If I’m starting a new small team from scratch in 2026, I’m choosing Pulumi with TypeScript. The developer experience is genuinely better, the license is clean, the free tier handles state management without operational overhead, and the ability to write real code instead of HCL pays dividends every time your infrastructure has any complexity at all. The community is smaller than Terraform’s, but it’s growing fast and the documentation is solid.
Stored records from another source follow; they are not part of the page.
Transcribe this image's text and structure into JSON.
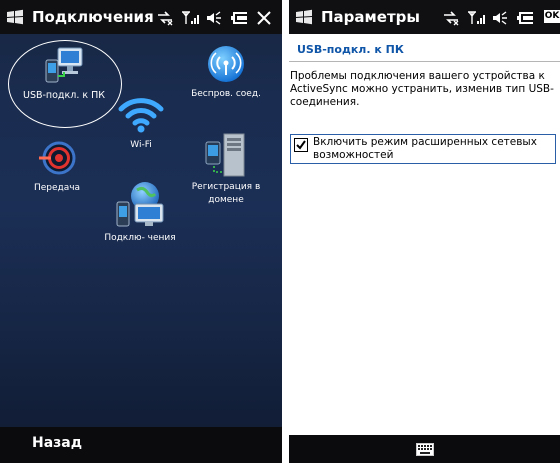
{
  "left_screen": {
    "title": "Подключения",
    "softkey_left": "Назад",
    "tiles": [
      {
        "label": "USB-подкл. к ПК",
        "icon": "usb-pc-connection-icon",
        "highlighted": true
      },
      {
        "label": "Беспров. соед.",
        "icon": "wireless-antenna-icon"
      },
      {
        "label": "Wi-Fi",
        "icon": "wifi-icon"
      },
      {
        "label": "Передача",
        "icon": "beam-transfer-icon"
      },
      {
        "label": "Регистрация в домене",
        "icon": "domain-enroll-icon"
      },
      {
        "label": "Подклю- чения",
        "icon": "connections-globe-icon"
      }
    ]
  },
  "right_screen": {
    "title": "Параметры",
    "ok_label": "OK",
    "heading": "USB-подкл. к ПК",
    "description": "Проблемы подключения вашего устройства к ActiveSync можно устранить, изменив тип USB-соединения.",
    "checkbox": {
      "label": "Включить режим расширенных сетевых возможностей",
      "checked": true
    },
    "softkey_center": "keyboard-icon"
  },
  "status_icons": [
    "data-connection-icon",
    "signal-strength-icon",
    "volume-icon",
    "battery-icon"
  ],
  "colors": {
    "left_bg": "#1b2e55",
    "topbar_bg": "#0f0f12",
    "heading_blue": "#0f55a8",
    "wifi_blue": "#3fa9ff"
  }
}
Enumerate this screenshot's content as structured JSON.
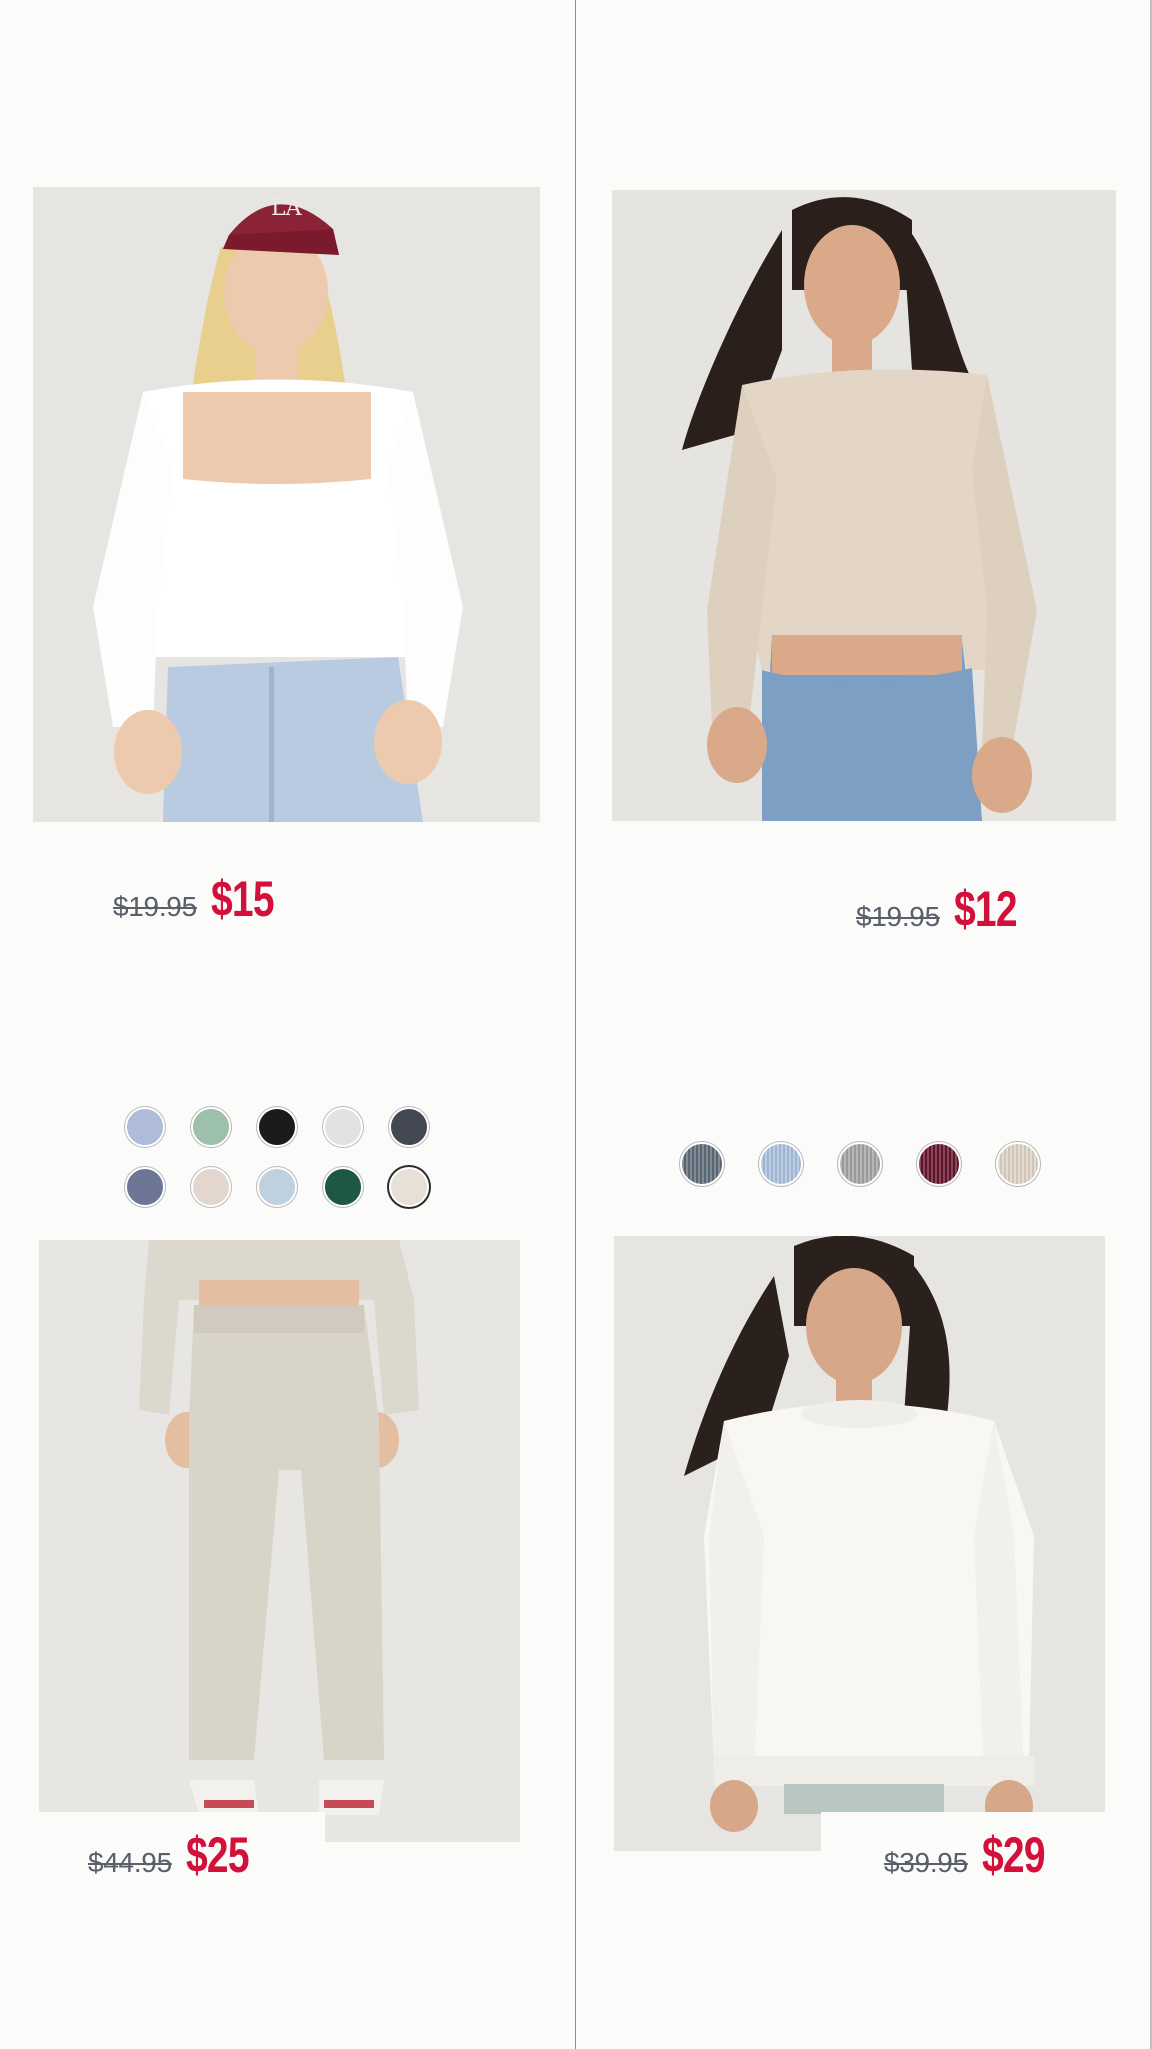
{
  "products": [
    {
      "image_label": "White square neck long sleeve top",
      "original_price": "$19.95",
      "sale_price": "$15",
      "swatches": [
        {
          "color": "#aebbd9",
          "selected": false,
          "ribbed": false
        },
        {
          "color": "#9cc0a9",
          "selected": false,
          "ribbed": false
        },
        {
          "color": "#1b1b1b",
          "selected": false,
          "ribbed": false
        },
        {
          "color": "#e2e2e2",
          "selected": false,
          "ribbed": false
        },
        {
          "color": "#444853",
          "selected": false,
          "ribbed": false
        },
        {
          "color": "#6d7695",
          "selected": false,
          "ribbed": false
        },
        {
          "color": "#e3d6ce",
          "selected": false,
          "ribbed": false
        },
        {
          "color": "#bfd1de",
          "selected": false,
          "ribbed": false
        },
        {
          "color": "#1f5747",
          "selected": false,
          "ribbed": false
        },
        {
          "color": "#e6e0d7",
          "selected": true,
          "ribbed": false
        }
      ]
    },
    {
      "image_label": "Oatmeal ribbed long sleeve crew tee",
      "original_price": "$19.95",
      "sale_price": "$12",
      "swatches": [
        {
          "color": "#5f6c79",
          "selected": false,
          "ribbed": true
        },
        {
          "color": "#a9c0dc",
          "selected": false,
          "ribbed": true
        },
        {
          "color": "#a3a3a3",
          "selected": false,
          "ribbed": true
        },
        {
          "color": "#64142c",
          "selected": false,
          "ribbed": true
        },
        {
          "color": "#dcd2c3",
          "selected": false,
          "ribbed": true
        }
      ]
    },
    {
      "image_label": "Light taupe fleece joggers",
      "original_price": "$44.95",
      "sale_price": "$25",
      "swatches": []
    },
    {
      "image_label": "Cream oversized crew sweater",
      "original_price": "$39.95",
      "sale_price": "$29",
      "swatches": []
    }
  ],
  "colors": {
    "sale_price": "#d3103a",
    "original_price": "#5b5f6a",
    "background": "#fbfbfa",
    "divider": "#8e8e8e"
  }
}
If my team has existing Terraform and no burning reason to migrate, I’m staying on Terraform (or moving to OpenTofu if the BSL is a concern). The ecosystem and community are still unmatched, and the switching cost isn’t worth it if things are working.

AWS CDK is a distant third for most small teams — the CloudFormation dependency is a genuine productivity tax, and the AWS-only constraint is a real limitation as soon as you add a single non-AWS service to your stack.

Whatever you pick, the most important thing is picking something and committing. Informal infra that lives in someone’s head or a pile of bash scripts is the real enemy. Any of these three tools, used consistently, will serve a small team well.